Apa yang tidak dilewatkan oleh C&C adalah bahwa konflik sehari-hari memiliki kekuatan yang sama untuk membawa pembacanya terlarut-larut dalam cerita. Memang, kita tidak perlu melakukan Ujian Penyihir Tahap Dua, tetapi wawancara kerja atau ujian masuk universitas tidak 'mudah' juga, kita tidak perlu melawan orang yang kemana-mana membawa palu gada besar tetapi teman sekelas yang kelakuannya tidak masuk akal kadang-kadang sama menjengkelkannya.

Premis Cigarette and Cherry sederhana: Kouhai, seorang mahasiswa baru yang belagak bisa menarik perhatian cewek melalui aksi-aksi murahan yang diambil langsung dari buku panduan buruk tentang romans, bertemu dengan Senpai, yang meskipun tahu semua trik Kouhai memutuskan untuk ikut-ikutan saja. Toh, Kouhai bukan kriminal, dan tidak sedang mencoba trik-trik kriminal seperti catcalling atau pelecehan lainnya.

Konflik pertama muncul ketika Kouhai dan Senpai, yang kemudian sama-sama bekerja di kedai kopi kecil dalam kota, dihadapkan oleh mantan pacar Senpai yang brengsek. Sebagaimana banyak lelaki kota besar lainnya, manusia kurang ajar ini datang dan menganggap dirinya 'pantas' untuk Senpai, jauh lebih pantas dibandingkan Kouhai, didasarkan oleh 'logika' dan 'fakta' bahwa ia lebih tahu siapa Senpai dan apa maksudnya 'suka' dengannya.

Seperti twit menjengkelkan yang terlalu mendasarkan diri pada rasionalitas semata, tindakan sang mantan yang menanyakan 'Apa bukti kamu menyukai Senpai?' atau 'Sejauh mana kamu mengetahui Senpai?' menjadi memuakkan karena ia berusaha mempertanyakan apa yang tidak bisa divalidasi sains manapun di muka bumi.
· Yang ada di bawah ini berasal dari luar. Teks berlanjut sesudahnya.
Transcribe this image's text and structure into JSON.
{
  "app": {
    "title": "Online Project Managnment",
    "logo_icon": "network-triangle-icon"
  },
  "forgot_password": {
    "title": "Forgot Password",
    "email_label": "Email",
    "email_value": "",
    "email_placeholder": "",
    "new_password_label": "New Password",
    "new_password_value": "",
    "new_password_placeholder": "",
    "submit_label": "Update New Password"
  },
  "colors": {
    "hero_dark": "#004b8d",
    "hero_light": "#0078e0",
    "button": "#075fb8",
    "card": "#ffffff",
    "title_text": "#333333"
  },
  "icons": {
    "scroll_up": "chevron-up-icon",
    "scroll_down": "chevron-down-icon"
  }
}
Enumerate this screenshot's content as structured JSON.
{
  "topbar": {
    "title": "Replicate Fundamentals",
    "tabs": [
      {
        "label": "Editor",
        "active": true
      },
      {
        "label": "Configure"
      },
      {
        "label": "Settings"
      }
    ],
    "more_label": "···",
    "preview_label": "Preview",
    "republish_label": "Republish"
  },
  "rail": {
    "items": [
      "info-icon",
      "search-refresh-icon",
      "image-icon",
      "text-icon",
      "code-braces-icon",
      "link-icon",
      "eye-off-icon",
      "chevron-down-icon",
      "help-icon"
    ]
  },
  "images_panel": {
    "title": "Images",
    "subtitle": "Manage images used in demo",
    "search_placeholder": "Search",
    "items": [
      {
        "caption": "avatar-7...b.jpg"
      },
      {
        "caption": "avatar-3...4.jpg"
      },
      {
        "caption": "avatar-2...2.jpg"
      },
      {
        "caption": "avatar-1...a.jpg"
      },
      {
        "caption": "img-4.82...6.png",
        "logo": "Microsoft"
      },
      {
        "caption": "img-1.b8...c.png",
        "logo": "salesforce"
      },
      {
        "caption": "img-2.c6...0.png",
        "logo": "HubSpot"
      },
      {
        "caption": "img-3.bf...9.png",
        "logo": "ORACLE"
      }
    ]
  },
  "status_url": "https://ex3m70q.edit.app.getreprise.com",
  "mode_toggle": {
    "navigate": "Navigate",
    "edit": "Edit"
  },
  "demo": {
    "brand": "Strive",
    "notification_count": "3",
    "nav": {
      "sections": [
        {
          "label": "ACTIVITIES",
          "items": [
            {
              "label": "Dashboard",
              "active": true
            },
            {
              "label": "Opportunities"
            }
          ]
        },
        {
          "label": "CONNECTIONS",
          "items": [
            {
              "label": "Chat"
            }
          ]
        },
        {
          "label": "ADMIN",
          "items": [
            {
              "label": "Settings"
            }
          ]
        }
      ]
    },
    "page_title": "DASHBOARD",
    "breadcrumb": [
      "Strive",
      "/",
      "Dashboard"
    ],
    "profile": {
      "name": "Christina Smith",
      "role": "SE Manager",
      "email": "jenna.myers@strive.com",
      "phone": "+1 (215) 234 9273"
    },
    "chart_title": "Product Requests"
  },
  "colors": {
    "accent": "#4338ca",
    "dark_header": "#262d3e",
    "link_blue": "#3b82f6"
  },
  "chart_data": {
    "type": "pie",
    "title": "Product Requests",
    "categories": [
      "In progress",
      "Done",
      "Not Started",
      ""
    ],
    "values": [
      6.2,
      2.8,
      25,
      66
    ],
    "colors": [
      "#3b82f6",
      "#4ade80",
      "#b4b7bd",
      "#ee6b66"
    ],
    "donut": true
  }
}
Dan kita menemukan banyak orang seperti ini di muka bumi, mereka yang menganggap perasaan-perasaan yang paling dalam, paling menyakitkan dan paling intim tidak valid akibat irasionalitasnya. Bahwa ada syarat-syarat untuk rasa ingin mendekati atau memiliki.

Sebagaimana seharusnya kita memperlakukan orang-orang seperti ini di dunia nyata, C&C memberikan ujung yang jelas: mereka yang jujur, berapi-api, meskipun canggung, seringkali akan menjadi pilihan yang lebih baik daripada mereka yang sinis, pahit, dingin, meskipun 'benar'.

Konflik besar kedua adalah ketika muncul pegawai baru, Namajime, yang kemudian menjadi pasangan sampingan bagi karakter utama bersama dengan Kinpatsu-chan. Bagan ini menceritakan apa yang menjadi masalah bagi kita semua: bagaimana kita seharusnya menyeimbangkan 'menyampaikan kebenaran' dan 'membuat orang lain nyaman'?

Kita seringkali menyindir mereka yang terlalu sering berusaha membuat nyaman, menganggap bahwa kita tidak boleh 'menutupi kebenaran' dan harus 'berani' tanpa 'menghaluskan' kata-kata kita. Namun Namajime menunjukkan bahwa ini bukan sikap yang kita inginkan. Ia orang baik, sepenuhnya, tetapi ia tak punya filter di antara kepala dan mulut. Ini termasuk mengatakan sejujurnya kalau pakaian dan aktivitas rekannya tidak sesuai dengan seleranya, misal. Ia menjalankan kehidupan sosial seperti orang yang mengetahui interaksi antarmanusia dari textbook: tidak ada konflik antara apa yang dirasakan diri sendiri dengan apa yang dirasakan orang lain.

Dengan kata lain, tidak ada pihak yang 'salah' di sini. Bagaimana Namajime seharusnya bertindak? Tergantung, sejauh mana kamu jujur dengan sirkel-sirkel pertemananmu, dengan pacarmu, dengan keluarga, dan dengan diri sendiri? Apa yang kamu tutup-tutupi dan apa yang kamu putuskan untuk sampaikan? Masalah ini lebih kompleks daripada perang akbar para pahlawan dengan raja iblis: tidak ada jumlah latihan yang dapat mempersiapkan Namajime untuk tidak membuat Kinpatsu-chan sakit hati.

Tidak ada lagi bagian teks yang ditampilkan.